Le garde des Sceaux a d’abord rappelé  les objectifs fixés par la loi, concernant le ministère de la Justice. Depuis le 6 août 2015, un travail considérable a été entrepris dans des délais brefs. Pour le ministère, la mise en œuvre de cette loi représente pas moins de 5 ordonnances, 19 décrets, et 6 arrêtés.

Depuis la prise de fonction du garde des Sceaux, le 1er février 2016, pas moins de 15 réunions interministérielles se sont tenues et près de 25 réunions avec les professions concernées ont eu lieu au seul niveau du cabinet. Il fallait en effet restaurer les échanges avec les professionnels du droit, qui ont eu le sentiment que cette loi manifestait une hostilité à leur égard. Tel n’était bien sûr l’esprit ni du législateur ni du Gouvernement. Mais la fracture générée par cette loi avec les professions du droit devait être résorbée, afin que celles-ci puissent saisir les opportunités que leur offre la loi. La méthode adoptée a donc été la disponibilité et l’écoute, qui permettent la concertation la plus féconde.

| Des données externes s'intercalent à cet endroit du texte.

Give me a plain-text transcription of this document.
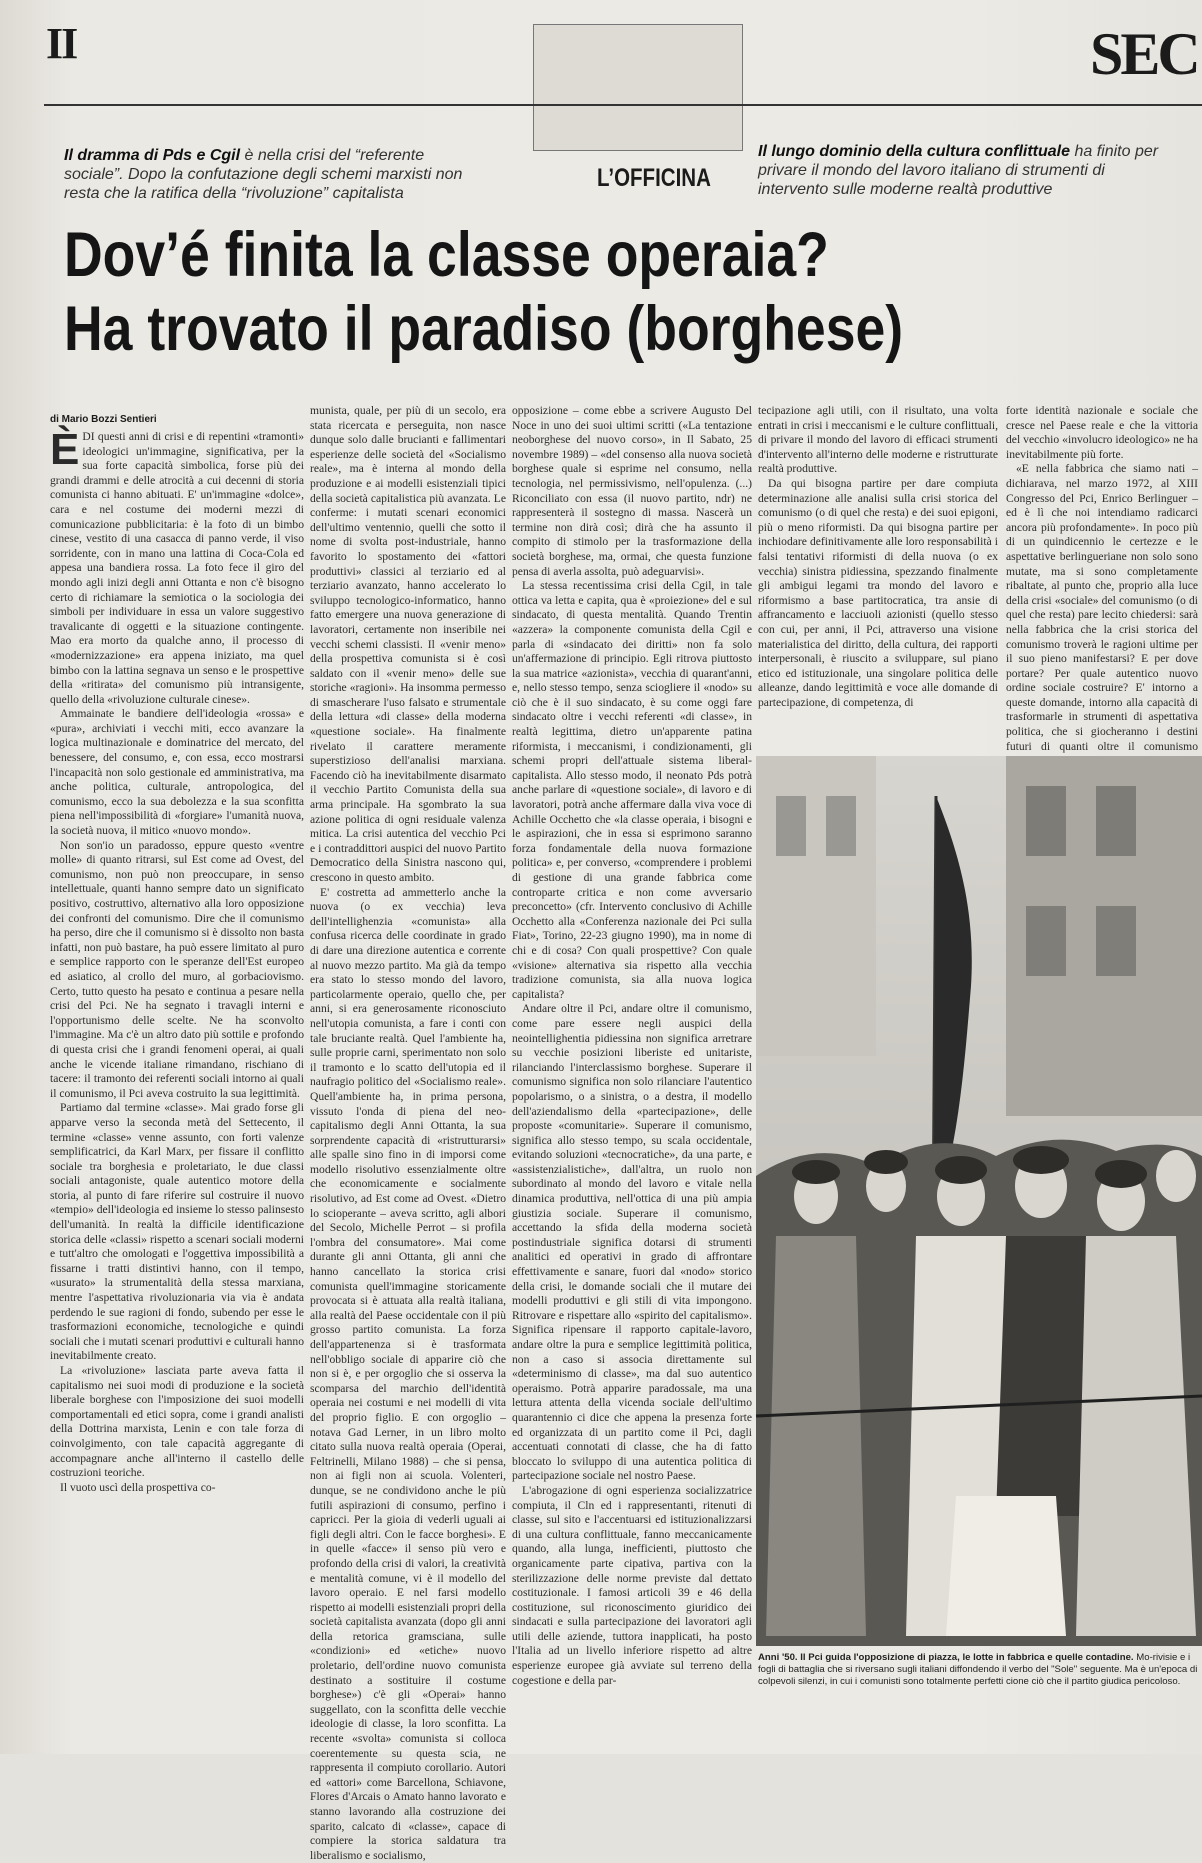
II	SEC
Il dramma di Pds e Cgil è nella crisi del “referente sociale”. Dopo la confutazione degli schemi marxisti non resta che la ratifica della “rivoluzione” capitalista
L’OFFICINA
Il lungo dominio della cultura conflittuale ha finito per privare il mondo del lavoro italiano di strumenti di intervento sulle moderne realtà produttive
Dov’é finita la classe operaia?
Ha trovato il paradiso (borghese)
di Mario Bozzi Sentieri

ÈDI questi anni di crisi e di repentini «tramonti» ideologici un'immagine, significativa, per la sua forte capacità simbolica, forse più dei grandi drammi e delle atrocità a cui decenni di storia comunista ci hanno abituati. E' un'immagine «dolce», cara e nel costume dei moderni mezzi di comunicazione pubblicitaria: è la foto di un bimbo cinese, vestito di una casacca di panno verde, il viso sorridente, con in mano una lattina di Coca-Cola ed appesa una bandiera rossa. La foto fece il giro del mondo agli inizi degli anni Ottanta e non c'è bisogno certo di richiamare la semiotica o la sociologia dei simboli per individuare in essa un valore suggestivo travalicante di oggetti e la situazione contingente. Mao era morto da qualche anno, il processo di «modernizzazione» era appena iniziato, ma quel bimbo con la lattina segnava un senso e le prospettive della «ritirata» del comunismo più intransigente, quello della «rivoluzione culturale cinese».

Ammainate le bandiere dell'ideologia «rossa» e «pura», archiviati i vecchi miti, ecco avanzare la logica multinazionale e dominatrice del mercato, del benessere, del consumo, e, con essa, ecco mostrarsi l'incapacità non solo gestionale ed amministrativa, ma anche politica, culturale, antropologica, del comunismo, ecco la sua debolezza e la sua sconfitta piena nell'impossibilità di «forgiare» l'umanità nuova, la società nuova, il mitico «nuovo mondo».

Non son'io un paradosso, eppure questo «ventre molle» di quanto ritrarsi, sul Est come ad Ovest, del comunismo, non può non preoccupare, in senso intellettuale, quanti hanno sempre dato un significato positivo, costruttivo, alternativo alla loro opposizione dei confronti del comunismo. Dire che il comunismo ha perso, dire che il comunismo si è dissolto non basta infatti, non può bastare, ha può essere limitato al puro e semplice rapporto con le speranze dell'Est europeo ed asiatico, al crollo del muro, al gorbaciovismo. Certo, tutto questo ha pesato e continua a pesare nella crisi del Pci. Ne ha segnato i travagli interni e l'opportunismo delle scelte. Ne ha sconvolto l'immagine. Ma c'è un altro dato più sottile e profondo di questa crisi che i grandi fenomeni operai, ai quali anche le vicende italiane rimandano, rischiano di tacere: il tramonto dei referenti sociali intorno ai quali il comunismo, il Pci aveva costruito la sua legittimità.

Partiamo dal termine «classe». Mai grado forse gli apparve verso la seconda metà del Settecento, il termine «classe» venne assunto, con forti valenze semplificatrici, da Karl Marx, per fissare il conflitto sociale tra borghesia e proletariato, le due classi sociali antagoniste, quale autentico motore della storia, al punto di fare riferire sul costruire il nuovo «tempio» dell'ideologia ed insieme lo stesso palinsesto dell'umanità. In realtà la difficile identificazione storica delle «classi» rispetto a scenari sociali moderni e tutt'altro che omologati e l'oggettiva impossibilità a fissarne i tratti distintivi hanno, con il tempo, «usurato» la strumentalità della stessa marxiana, mentre l'aspettativa rivoluzionaria via via è andata perdendo le sue ragioni di fondo, subendo per esse le trasformazioni economiche, tecnologiche e quindi sociali che i mutati scenari produttivi e culturali hanno inevitabilmente creato.

La «rivoluzione» lasciata parte aveva fatta il capitalismo nei suoi modi di produzione e la società liberale borghese con l'imposizione dei suoi modelli comportamentali ed etici sopra, come i grandi analisti della Dottrina marxista, Lenin e con tale forza di coinvolgimento, con tale capacità aggregante di accompagnare anche all'interno il castello delle costruzioni teoriche.

Il vuoto uscì della prospettiva co-

munista, quale, per più di un secolo, era stata ricercata e perseguita, non nasce dunque solo dalle brucianti e fallimentari esperienze delle società del «Socialismo reale», ma è interna al mondo della produzione e ai modelli esistenziali tipici della società capitalistica più avanzata. Le conferme: i mutati scenari economici dell'ultimo ventennio, quelli che sotto il nome di svolta post-industriale, hanno favorito lo spostamento dei «fattori produttivi» classici al terziario ed al terziario avanzato, hanno accelerato lo sviluppo tecnologico-informatico, hanno fatto emergere una nuova generazione di lavoratori, certamente non inseribile nei vecchi schemi classisti. Il «venir meno» della prospettiva comunista si è così saldato con il «venir meno» delle sue storiche «ragioni». Ha insomma permesso di smascherare l'uso falsato e strumentale della lettura «di classe» della moderna «questione sociale». Ha finalmente rivelato il carattere meramente superstizioso dell'analisi marxiana. Facendo ciò ha inevitabilmente disarmato il vecchio Partito Comunista della sua arma principale. Ha sgombrato la sua azione politica di ogni residuale valenza mitica. La crisi autentica del vecchio Pci e i contraddittori auspici del nuovo Partito Democratico della Sinistra nascono qui, crescono in questo ambito.

E' costretta ad ammetterlo anche la nuova (o ex vecchia) leva dell'intellighenzia «comunista» alla confusa ricerca delle coordinate in grado di dare una direzione autentica e corrente al nuovo mezzo partito. Ma già da tempo era stato lo stesso mondo del lavoro, particolarmente operaio, quello che, per anni, si era generosamente riconosciuto nell'utopia comunista, a fare i conti con tale bruciante realtà. Quel l'ambiente ha, sulle proprie carni, sperimentato non solo il tramonto e lo scatto dell'utopia ed il naufragio politico del «Socialismo reale». Quell'ambiente ha, in prima persona, vissuto l'onda di piena del neo-capitalismo degli Anni Ottanta, la sua sorprendente capacità di «ristrutturarsi» alle spalle sino fino in di imporsi come modello risolutivo essenzialmente oltre che economicamente e socialmente risolutivo, ad Est come ad Ovest. «Dietro lo scioperante – aveva scritto, agli albori del Secolo, Michelle Perrot – si profila l'ombra del consumatore». Mai come durante gli anni Ottanta, gli anni che hanno cancellato la storica crisi comunista quell'immagine storicamente provocata si è attuata alla realtà italiana, alla realtà del Paese occidentale con il più grosso partito comunista. La forza dell'appartenenza si è trasformata nell'obbligo sociale di apparire ciò che non si è, e per orgoglio che si osserva la scomparsa del marchio dell'identità operaia nei costumi e nei modelli di vita del proprio figlio. E con orgoglio – notava Gad Lerner, in un libro molto citato sulla nuova realtà operaia (Operai, Feltrinelli, Milano 1988) – che si pensa, non ai figli non ai scuola. Volenteri, dunque, se ne condividono anche le più futili aspirazioni di consumo, perfino i capricci. Per la gioia di vederli uguali ai figli degli altri. Con le facce borghesi». E in quelle «facce» il senso più vero e profondo della crisi di valori, la creatività e mentalità comune, vi è il modello del lavoro operaio. E nel farsi modello rispetto ai modelli esistenziali propri della società capitalista avanzata (dopo gli anni della retorica gramsciana, sulle «condizioni» ed «etiche» nuovo proletario, dell'ordine nuovo comunista destinato a sostituire il costume borghese») c'è gli «Operai» hanno suggellato, con la sconfitta delle vecchie ideologie di classe, la loro sconfitta. La recente «svolta» comunista si colloca coerentemente su questa scia, ne rappresenta il compiuto corollario. Autori ed «attori» come Barcellona, Schiavone, Flores d'Arcais o Amato hanno lavorato e stanno lavorando alla costruzione dei sparito, calcato di «classe», capace di compiere la storica saldatura tra liberalismo e socialismo,

opposizione – come ebbe a scrivere Augusto Del Noce in uno dei suoi ultimi scritti («La tentazione neoborghese del nuovo corso», in Il Sabato, 25 novembre 1989) – «del consenso alla nuova società borghese quale si esprime nel consumo, nella tecnologia, nel permissivismo, nell'opulenza. (...) Riconciliato con essa (il nuovo partito, ndr) ne rappresenterà il sostegno di massa. Nascerà un termine non dirà così; dirà che ha assunto il compito di stimolo per la trasformazione della società borghese, ma, ormai, che questa funzione pensa di averla assolta, può adeguarvisi».

La stessa recentissima crisi della Cgil, in tale ottica va letta e capita, qua è «proiezione» del e sul sindacato, di questa mentalità. Quando Trentin «azzera» la componente comunista della Cgil e parla di «sindacato dei diritti» non fa solo un'affermazione di principio. Egli ritrova piuttosto la sua matrice «azionista», vecchia di quarant'anni, e, nello stesso tempo, senza sciogliere il «nodo» su ciò che è il suo sindacato, è su come oggi fare sindacato oltre i vecchi referenti «di classe», in realtà legittima, dietro un'apparente patina riformista, i meccanismi, i condizionamenti, gli schemi propri dell'attuale sistema liberal-capitalista. Allo stesso modo, il neonato Pds potrà anche parlare di «questione sociale», di lavoro e di lavoratori, potrà anche affermare dalla viva voce di Achille Occhetto che «la classe operaia, i bisogni e le aspirazioni, che in essa si esprimono saranno forza fondamentale della nuova formazione politica» e, per converso, «comprendere i problemi di gestione di una grande fabbrica come controparte critica e non come avversario preconcetto» (cfr. Intervento conclusivo di Achille Occhetto alla «Conferenza nazionale dei Pci sulla Fiat», Torino, 22-23 giugno 1990), ma in nome di chi e di cosa? Con quali prospettive? Con quale «visione» alternativa sia rispetto alla vecchia tradizione comunista, sia alla nuova logica capitalista?

Andare oltre il Pci, andare oltre il comunismo, come pare essere negli auspici della neointellighentia pidiessina non significa arretrare su vecchie posizioni liberiste ed unitariste, rilanciando l'interclassismo borghese. Superare il comunismo significa non solo rilanciare l'autentico popolarismo, o a sinistra, o a destra, il modello dell'aziendalismo della «partecipazione», delle proposte «comunitarie». Superare il comunismo, significa allo stesso tempo, su scala occidentale, evitando soluzioni «tecnocratiche», da una parte, e «assistenzialistiche», dall'altra, un ruolo non subordinato al mondo del lavoro e vitale nella dinamica produttiva, nell'ottica di una più ampia giustizia sociale. Superare il comunismo, accettando la sfida della moderna società postindustriale significa dotarsi di strumenti analitici ed operativi in grado di affrontare effettivamente e sanare, fuori dal «nodo» storico della crisi, le domande sociali che il mutare dei modelli produttivi e gli stili di vita impongono. Ritrovare e rispettare allo «spirito del capitalismo». Significa ripensare il rapporto capitale-lavoro, andare oltre la pura e semplice legittimità politica, non a caso si associa direttamente sul «determinismo di classe», ma dal suo autentico operaismo. Potrà apparire paradossale, ma una lettura attenta della vicenda sociale dell'ultimo quarantennio ci dice che appena la presenza forte ed organizzata di un partito come il Pci, dagli accentuati connotati di classe, che ha di fatto bloccato lo sviluppo di una autentica politica di partecipazione sociale nel nostro Paese.

L'abrogazione di ogni esperienza socializzatrice compiuta, il Cln ed i rappresentanti, ritenuti di classe, sul sito e l'accentuarsi ed istituzionalizzarsi di una cultura conflittuale, fanno meccanicamente quando, alla lunga, inefficienti, piuttosto che organicamente parte cipativa, partiva con la sterilizzazione delle norme previste dal dettato costituzionale. I famosi articoli 39 e 46 della costituzione, sul riconoscimento giuridico dei sindacati e sulla partecipazione dei lavoratori agli utili delle aziende, tuttora inapplicati, ha posto l'Italia ad un livello inferiore rispetto ad altre esperienze europee già avviate sul terreno della cogestione e della par-

tecipazione agli utili, con il risultato, una volta entrati in crisi i meccanismi e le culture conflittuali, di privare il mondo del lavoro di efficaci strumenti d'intervento all'interno delle moderne e ristrutturate realtà produttive.

Da qui bisogna partire per dare compiuta determinazione alle analisi sulla crisi storica del comunismo (o di quel che resta) e dei suoi epigoni, più o meno riformisti. Da qui bisogna partire per inchiodare definitivamente alle loro responsabilità i falsi tentativi riformisti di della nuova (o ex vecchia) sinistra pidiessina, spezzando finalmente gli ambigui legami tra mondo del lavoro e riformismo a base partitocratica, tra ansie di affrancamento e lacciuoli azionisti (quello stesso con cui, per anni, il Pci, attraverso una visione materialistica del diritto, della cultura, dei rapporti interpersonali, è riuscito a sviluppare, sul piano etico ed istituzionale, una singolare politica delle alleanze, dando legittimità e voce alle domande di partecipazione, di competenza, di

forte identità nazionale e sociale che cresce nel Paese reale e che la vittoria del vecchio «involucro ideologico» ne ha inevitabilmente più forte.

«E nella fabbrica che siamo nati – dichiarava, nel marzo 1972, al XIII Congresso del Pci, Enrico Berlinguer – ed è lì che noi intendiamo radicarci ancora più profondamente». In poco più di un quindicennio le certezze e le aspettative berlingueriane non solo sono mutate, ma si sono completamente ribaltate, al punto che, proprio alla luce della crisi «sociale» del comunismo (o di quel che resta) pare lecito chiedersi: sarà nella fabbrica che la crisi storica del comunismo troverà le ragioni ultime per il suo pieno manifestarsi? E per dove portare? Per quale autentico nuovo ordine sociale costruire? E' intorno a queste domande, intorno alla capacità di trasformarle in strumenti di aspettativa politica, che si giocheranno i destini futuri di quanti oltre il comunismo

Anni '50. Il Pci guida l'opposizione di piazza, le lotte in fabbrica e quelle contadine. Mo-rivisie e i fogli di battaglia che si riversano sugli italiani diffondendo il verbo del "Sole" seguente. Ma è un'epoca di colpevoli silenzi, in cui i comunisti sono totalmente perfetti cione ciò che il partito giudica pericoloso.
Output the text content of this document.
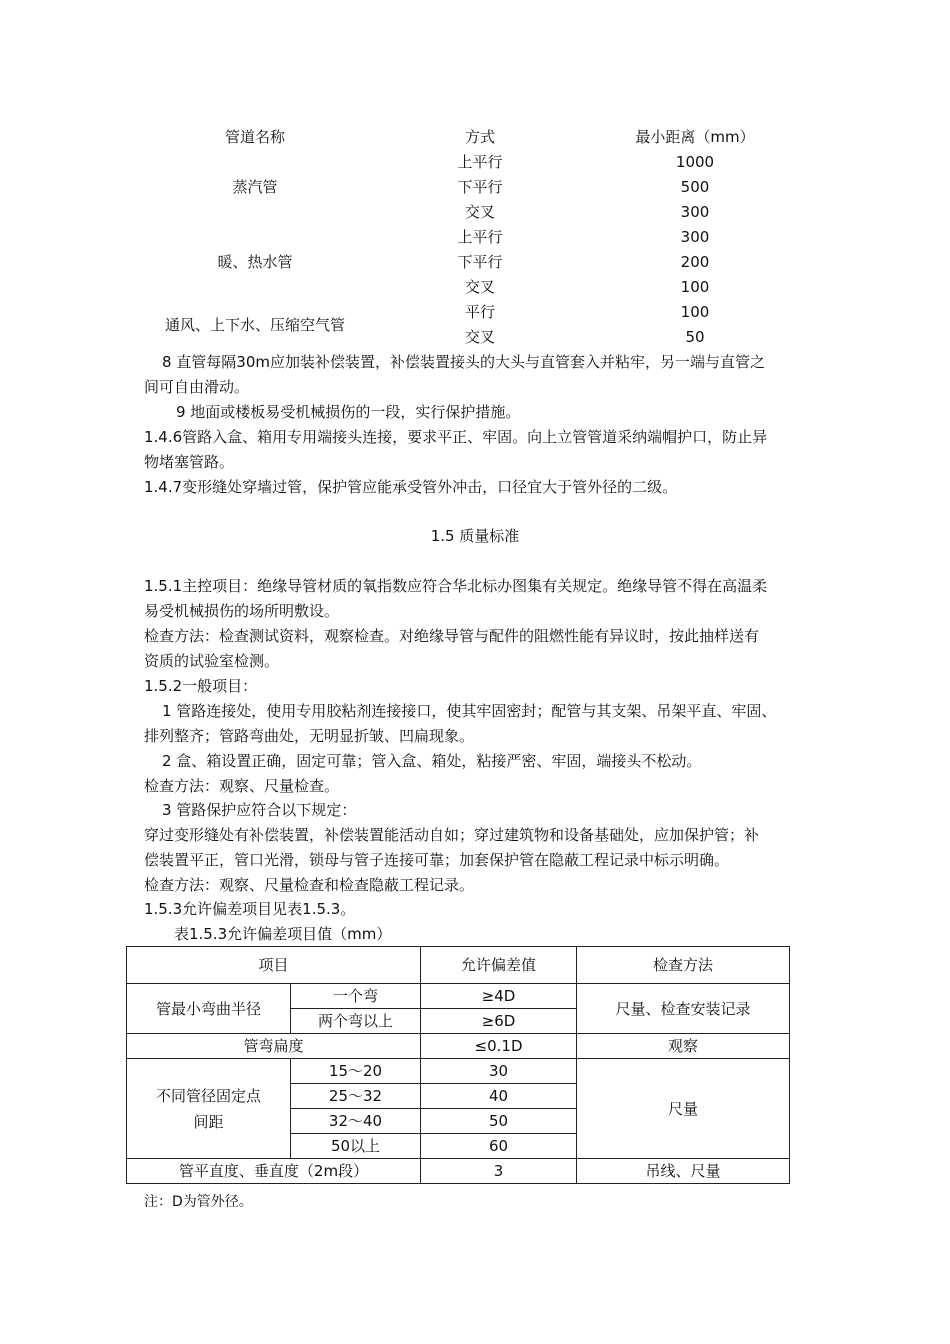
管道名称	方式	最小距离（mm）
蒸汽管	上平行	1000
	下平行	500
	交叉	300
暖、热水管	上平行	300
	下平行	200
	交叉	100
通风、上下水、压缩空气管	平行	100
	交叉	50
8 直管每隔30m应加装补偿装置，补偿装置接头的大头与直管套入并粘牢，另一端与直管之
间可自由滑动。
9 地面或楼板易受机械损伤的一段，实行保护措施。
1.4.6管路入盒、箱用专用端接头连接，要求平正、牢固。向上立管管道采纳端帽护口，防止异
物堵塞管路。
1.4.7变形缝处穿墙过管，保护管应能承受管外冲击，口径宜大于管外径的二级。
1.5 质量标准
1.5.1主控项目：绝缘导管材质的氧指数应符合华北标办图集有关规定。绝缘导管不得在高温柔
易受机械损伤的场所明敷设。
检查方法：检查测试资料，观察检查。对绝缘导管与配件的阻燃性能有异议时，按此抽样送有
资质的试验室检测。
1.5.2一般项目：
1 管路连接处，使用专用胶粘剂连接接口，使其牢固密封；配管与其支架、吊架平直、牢固、
排列整齐；管路弯曲处，无明显折皱、凹扁现象。
2 盒、箱设置正确，固定可靠；管入盒、箱处，粘接严密、牢固，端接头不松动。
检查方法：观察、尺量检查。
3 管路保护应符合以下规定：
穿过变形缝处有补偿装置，补偿装置能活动自如；穿过建筑物和设备基础处，应加保护管；补
偿装置平正，管口光滑，锁母与管子连接可靠；加套保护管在隐蔽工程记录中标示明确。
检查方法：观察、尺量检查和检查隐蔽工程记录。
1.5.3允许偏差项目见表1.5.3。
表1.5.3允许偏差项目值（mm）
项目		允许偏差值	检查方法
管最小弯曲半径	一个弯	≥4D	尺量、检查安装记录
	两个弯以上	≥6D	
管弯扁度		≤0.1D	观察

不同管径固定点
间距	15～20	30	尺量
	25～32	40	
	32～40	50	
	50以上	60	
管平直度、垂直度（2m段）		3	吊线、尺量
注：D为管外径。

Le garde des Sceaux a voulu remettre les dispositions de la loi en perspective, et les intégrer dans une vision de l’exercice du droit, admettant la réalité économique de cette activité, sans en nier la spécificité. Dès lors, la mise en œuvre de la loi ne pouvait se concevoir sans préserver ce qui constitue les garanties, non pas de monopoles ou de rentes, mais les garanties de protection du destinataire des services juridiques.

La rédaction des textes constituait ainsi un véritable défi : ouvrir le marché du droit en le débarrassant des barrières inutiles, mais sans en altérer les principes et les garanties, qui sont nécessaires à la prestation de services juridiques de qualité.

Enfin, le ministre de la Justice a donné des exemples concrets de réalisations :

  • La société pluri-professionnelle d’exercice.L’ordonnance n° 2016-394 du 31 mars 2016 a mis en place un nouveau cadre souple pour les professionnels libéraux du droit et de l’expertise comptable et protecteur de l’intérêt du client de la société.
  • La création d’une profession de commissaire de justice. L’objectif ambitieux assignée par le législateur a été réalisé : réunir huissiers de justice et commissaires-priseurs judiciaires au sein d’une profession unique.
  • Procédure prud’homale. C’est une réforme qui tend à concilier un objectif d’efficacité avec les particularités de cette procédure.

Jean-Jacques Urvoas a rappelé les maîtres mots qui ont conduit les travaux du ministère : « écoute, concertation, conciliation » mais aussi « travail, efficacité, réactivité ».